Texte intégral
Q - Le Front national est au bord de l'implosion. Quelles conséquences cela aura-t-il sur le paysage politique français ?
Cette crise au sein du FN n'est pas malvenue. Quand un adversaire est fragilisé, on ne peut que s'en féliciter. Il est évident que l'opposition doit suivre attentivement ce qui se passe. Mais je l'appelle à une très grande prudence. Cette situation comporte deux risques graves pour la droite. Tout d'abord, ne tombons pas dans un clivage entre « bons et mauvais » du FN qui banaliserait ce parti en donnant l'illusion d'un débat interne. D'autre part, il ne faudrait pas que l'opposition se lance dans une course à droite. Nous ne gagnerons pas en reconquérant les espaces libérés par le FN. Au contraire, nous ne reviendrons majoritaires qu'en construisant un projet qui répondra au centre des préoccupations des Français, un projet conciliant l'exigence de l'efficacité libérale et celle de la solidarité humaniste. La course à l'extrême ne sera pas gagnante.
La période actuelle est propice à une grande clarification nationale. Toutes les forces politiques doivent réfléchir à ce qu'a dit le Président de la République à Rennes, à savoir que toute réforme du scrutin pour les régionales doit exclure les arrière-pensées. Lionel Jospin doit saisir l'occasion et envoyer un signal fort pour rompre avec la stratégie mitterrandienne d'instrumentalisation du FN. Il pourrait afficher sa sincérité en retirant, par exemple, la loi électorale régionale qu'il a proposée dans la précipitation. Au minimum, il devrait accepter la proposition de Giscard qui impose aux partis politiques le score de 10 % pour être présents au deuxième tour de l'élection. François Hollande, le premier secrétaire du PS, devrait, quant à lui, exiger des élus socialistes de ne plus se livrer à aucun vote complice avec le Front national, comme cela s'est passé récemment dans sept régions françaises. En Bretagne, le budget supplémentaire a été repoussé par un vote PS-FN, en Franche-Comté, le programme « 2 000 emplois » a été rejeté par un vote PS-FN, des votes semblables ont eu lieu en Champagne-Ardenne, en Haute-Normandie et en Poitou-Charentes.

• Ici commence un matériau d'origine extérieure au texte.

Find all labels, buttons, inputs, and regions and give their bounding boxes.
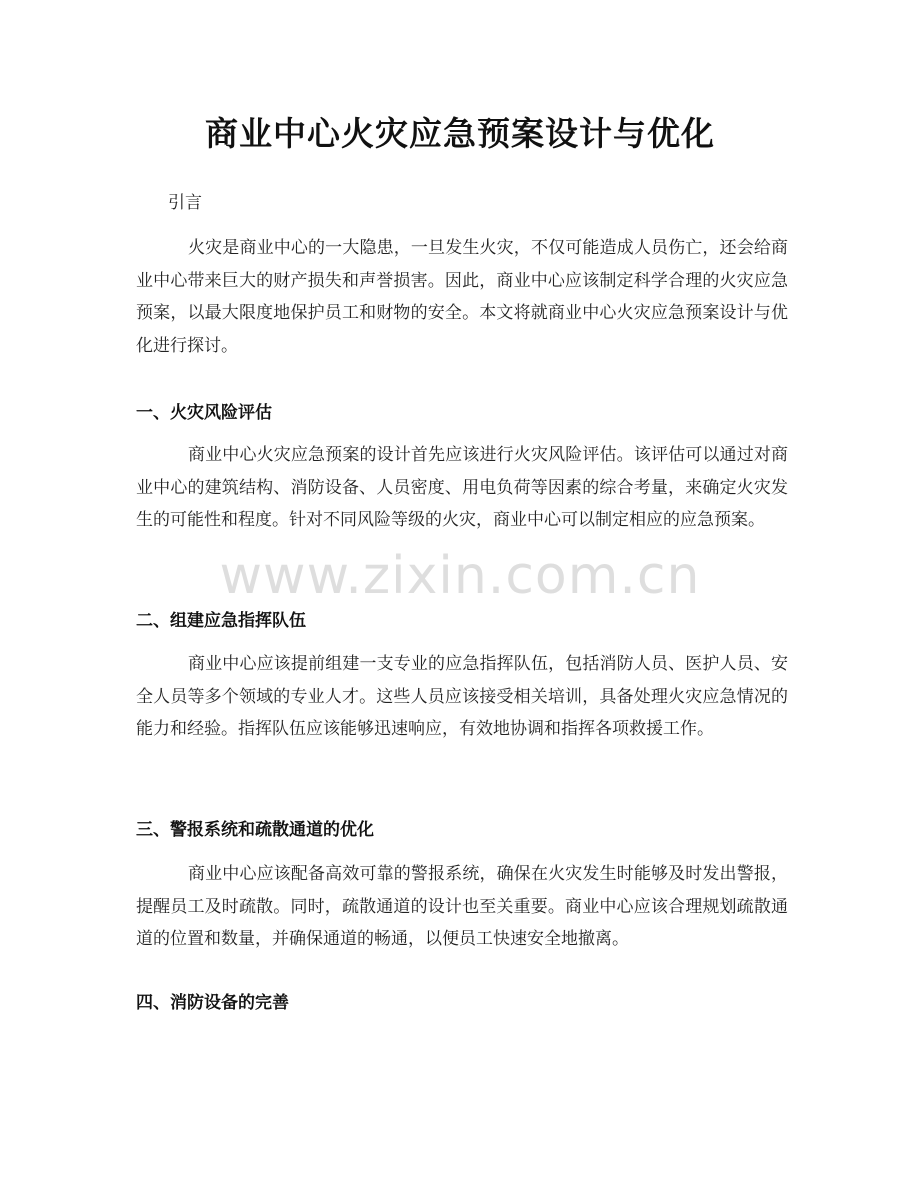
section-body-alarm-evacuation: 商业中心应该配备高效可靠的警报系统，确保在火灾发生时能够及时发出警报，提醒员工及时疏散。同时，疏散通道的设计也至关重要。商业中心应该合理规划疏散通道的位置和数量，并确保通道的畅通，以便员工快速安全地撤离。 [136, 864, 788, 949]
section-heading-command-team: 二、组建应急指挥队伍 [136, 611, 306, 631]
watermark: www.zixin.com.cn [219, 546, 701, 606]
intro-label: 引言 [168, 193, 202, 213]
section-heading-risk-assessment: 一、火灾风险评估 [136, 403, 272, 423]
intro-paragraph: 火灾是商业中心的一大隐患，一旦发生火灾，不仅可能造成人员伤亡，还会给商业中心带来巨大的财产损失和声誉损害。因此，商业中心应该制定科学合理的火灾应急预案，以最大限度地保护员工和财物的安全。本文将就商业中心火灾应急预案设计与优化进行探讨。 [136, 238, 788, 356]
section-heading-fire-equipment: 四、消防设备的完善 [136, 993, 289, 1013]
document-title: 商业中心火灾应急预案设计与优化 [205, 114, 715, 153]
section-body-risk-assessment: 商业中心火灾应急预案的设计首先应该进行火灾风险评估。该评估可以通过对商业中心的建筑结构、消防设备、人员密度、用电负荷等因素的综合考量，来确定火灾发生的可能性和程度。针对不同风险等级的火灾，商业中心可以制定相应的应急预案。 [136, 445, 788, 530]
section-body-command-team: 商业中心应该提前组建一支专业的应急指挥队伍，包括消防人员、医护人员、安全人员等多个领域的专业人才。这些人员应该接受相关培训，具备处理火灾应急情况的能力和经验。指挥队伍应该能够迅速响应，有效地协调和指挥各项救援工作。 [136, 654, 788, 739]
section-heading-alarm-evacuation: 三、警报系统和疏散通道的优化 [136, 820, 374, 840]
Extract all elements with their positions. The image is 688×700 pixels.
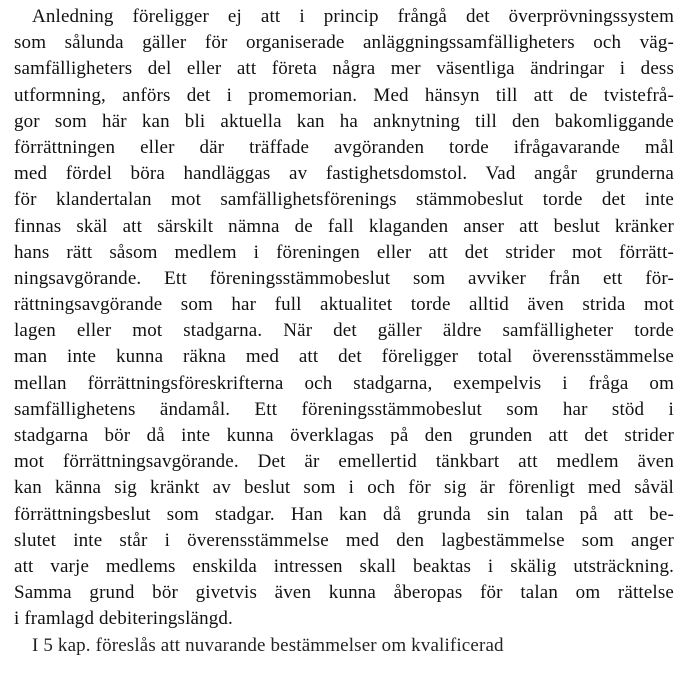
text-line: samfälligheters del eller att företa några mer väsentliga ändringar i dess [14, 58, 674, 80]
text-line: utformning, anförs det i promemorian. Med hänsyn till att de tvistefrå- [14, 84, 674, 106]
text-line: i framlagd debiteringslängd. [14, 608, 233, 630]
text-line: Anledning föreligger ej att i princip frångå det överprövningssystem [32, 6, 674, 27]
text-line-partial: I 5 kap. föreslås att nuvarande bestämmelser om kvalificerad [32, 634, 504, 656]
text-line: kan känna sig kränkt av beslut som i och för sig är förenligt med såväl [14, 477, 674, 499]
text-line: med fördel böra handläggas av fastighetsdomstol. Vad angår grunderna [14, 163, 674, 185]
body-text [14, 4, 674, 659]
text-line: för klandertalan mot samfällighetsförenings stämmobeslut torde det inte [14, 189, 674, 211]
text-line: gor som här kan bli aktuella kan ha anknytning till den bakomliggande [14, 110, 674, 132]
text-line: förrättningsbeslut som stadgar. Han kan då grunda sin talan på att be- [14, 503, 674, 525]
text-line: som sålunda gäller för organiserade anläggningssamfälligheters och väg- [14, 32, 674, 54]
text-line: rättningsavgörande som har full aktualitet torde alltid även strida mot [14, 294, 674, 316]
text-line: mot förrättningsavgörande. Det är emellertid tänkbart att medlem även [14, 451, 674, 473]
text-line: mellan förrättningsföreskrifterna och stadgarna, exempelvis i fråga om [14, 372, 674, 394]
text-line: samfällighetens ändamål. Ett föreningsstämmobeslut som har stöd i [14, 398, 674, 420]
text-line: att varje medlems enskilda intressen skall beaktas i skälig utsträckning. [14, 555, 674, 577]
text-line: hans rätt såsom medlem i föreningen eller att det strider mot förrätt- [14, 241, 674, 263]
text-line: slutet inte står i överensstämmelse med den lagbestämmelse som anger [14, 529, 674, 551]
text-line: förrättningen eller där träffade avgöranden torde ifrågavarande mål [14, 136, 674, 158]
text-line: ningsavgörande. Ett föreningsstämmobeslut som avviker från ett för- [14, 267, 674, 289]
text-line: man inte kunna räkna med att det föreligger total överensstämmelse [14, 346, 674, 368]
text-line: lagen eller mot stadgarna. När det gäller äldre samfälligheter torde [14, 320, 674, 342]
text-line: finnas skäl att särskilt nämna de fall klaganden anser att beslut kränker [14, 215, 674, 237]
text-line: Samma grund bör givetvis även kunna åberopas för talan om rättelse [14, 582, 674, 604]
text-line: stadgarna bör då inte kunna överklagas på den grunden att det strider [14, 425, 674, 446]
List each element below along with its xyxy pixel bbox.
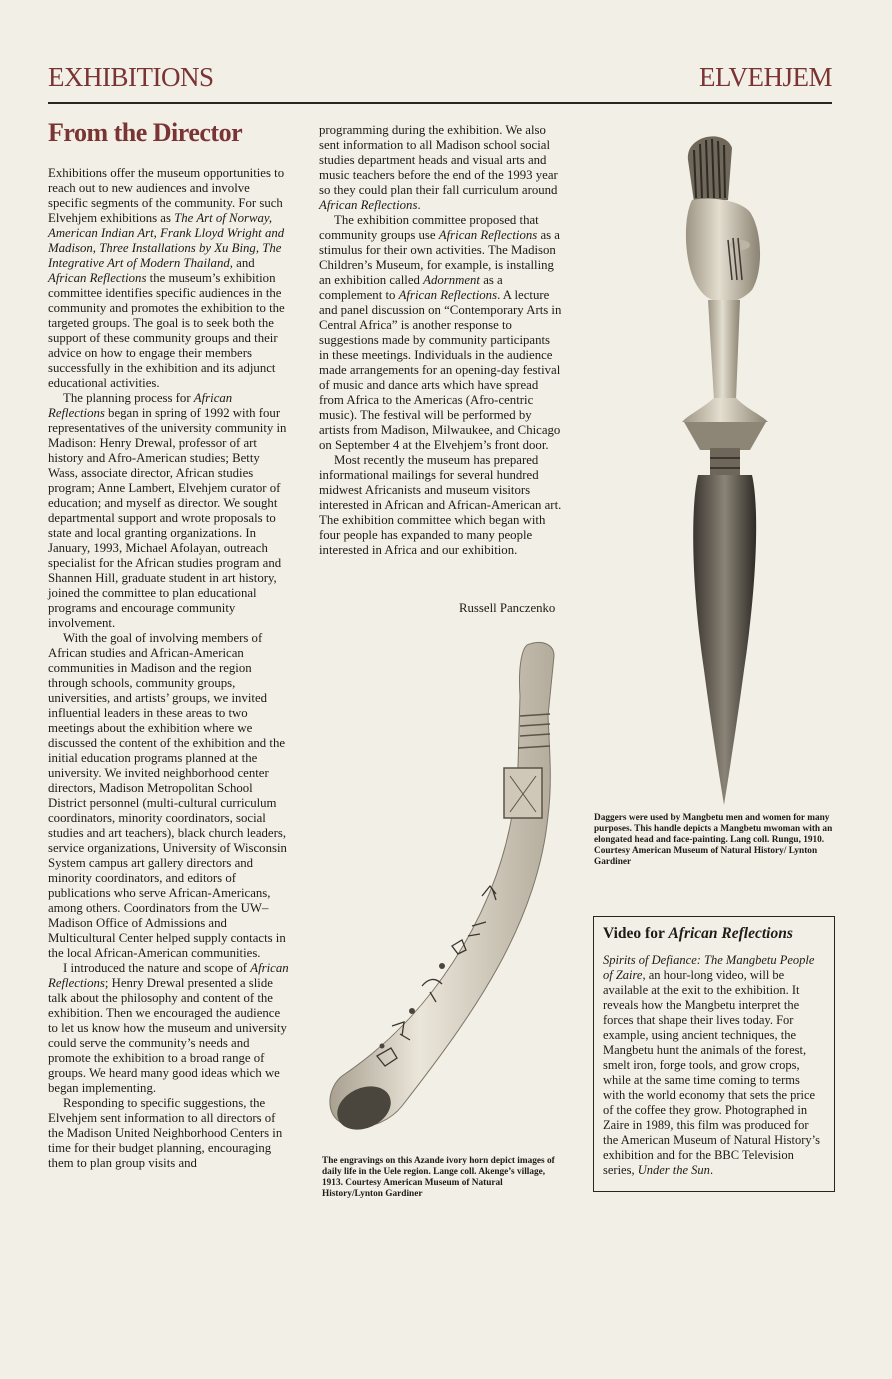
italic-text: African Reflections [48, 961, 289, 990]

Q - Avant de donner des leçons aux socialistes, ne serait-il pas judicieux de faire le ménage dans votre propre parti ? Jacques Blanc, président de la région Languedoc-Roussillon élus avec les voix du FN, fait parti du groupe DL à l'Assemblée nationale…
Chaque camp doit, en effet, faire preuve de rigueur. Je compte sur le développement de l'Alliance pour la France pour que tous les élus et candidats de nos familles signent la charte républicaine dont l'idée a été avancée par Jacques Chirac. Seul un engagement par écrit avant l'élection nous mettra à l'abri des complicités coupables.
Q - Ne pensez-vous pas que ce qui se passe en ce moment au FN donne tort à Alain Madelin qui s'est refusé à condamner clairement les présidents de région alliés au FN ?
Alain Madelin avait dit à Charles Millon que son aventure n'était pas viable. Je souhaite qu'à DL comme au PS des instructions soient données pour qu'aucun vote décisif ne soit partagé avec le FN. Dans le cas de Jacques Blanc, j'avais fait, à l'époque, part de mon désaccord. Mon analyse reste juste.
Q - Que pensez-vous de la proposition de François Hollande qui demande à l'opposition d'aider la gauche à renverser les présidents de région élus avec les suffrages frontistes ?
Le front républicain est inacceptable car il favorise le développement de l'extrême droite. Il est porteur de confusion alors que les électeurs demandent la clarté. Ne revenons pas aux délices de la IVe République qui soumettait la démocratie aux apparentements. Je réponds donc aux socialistes : démontrez votre sincérité et rédigeons ensemble une charte républicaine qui s'imposera à tous les élus signataires. Il faudrait aussi que les uns et les autres acceptent des règles de comportement communes dans les régions, à savoir le respect des majorités relatives.